Stefan Holmqvist, MD of Norman Global Logistics Hong Kong, said: “The pandemic-control efforts and cargo congestion are the causes of transport and logistics delay across the entire region. Substantial traffic jams lead to a shortage of trucking capacity, 10 or more hour delay of container pick-ups and overnight time for haulage, storage and lifting, all of which raise the costs.”
The congestion and delays in South China happened when container shipping supply chains had already been operating at full capacity due to congestion in the US west coast as well as container shortages and imbalances ongoing. As a result, container freight rates which were already at record high levels are expected to rise further.

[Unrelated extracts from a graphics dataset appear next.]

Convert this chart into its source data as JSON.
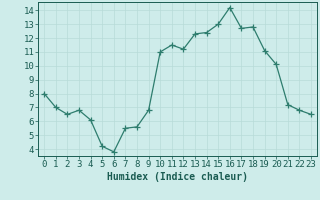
{
  "x": [
    0,
    1,
    2,
    3,
    4,
    5,
    6,
    7,
    8,
    9,
    10,
    11,
    12,
    13,
    14,
    15,
    16,
    17,
    18,
    19,
    20,
    21,
    22,
    23
  ],
  "y": [
    8.0,
    7.0,
    6.5,
    6.8,
    6.1,
    4.2,
    3.8,
    5.5,
    5.6,
    6.8,
    11.0,
    11.5,
    11.2,
    12.3,
    12.4,
    13.0,
    14.2,
    12.7,
    12.8,
    11.1,
    10.1,
    7.2,
    6.8,
    6.5
  ],
  "line_color": "#2e7d6e",
  "marker": "+",
  "marker_size": 4,
  "bg_color": "#ceecea",
  "grid_color": "#b8dbd8",
  "xlabel": "Humidex (Indice chaleur)",
  "xlim": [
    -0.5,
    23.5
  ],
  "ylim": [
    3.5,
    14.6
  ],
  "yticks": [
    4,
    5,
    6,
    7,
    8,
    9,
    10,
    11,
    12,
    13,
    14
  ],
  "xticks": [
    0,
    1,
    2,
    3,
    4,
    5,
    6,
    7,
    8,
    9,
    10,
    11,
    12,
    13,
    14,
    15,
    16,
    17,
    18,
    19,
    20,
    21,
    22,
    23
  ],
  "xlabel_fontsize": 7,
  "tick_fontsize": 6.5,
  "tick_color": "#1a5c52",
  "axis_color": "#1a5c52",
  "line_width": 0.9,
  "marker_edge_width": 0.9
}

According to the latest AIS data from MarineTraffic, there are currently 36 vessels with a reported destination of Yantian at anchor, including 33 cargo ships. And with no sign of the situation improving, shipping lines have massively increased the number of Yantian port omissions.
Given Yantian throughput of 13.3 million TEUs last year and the current decline in productivity that Maersk claims, Jensen, CEO of Vespucci Maritime, estimates that 25,500 TEUs of the port are incapable of being handled daily, increases the backlog of cargo, not to mention the effects in Shekou and Nansha.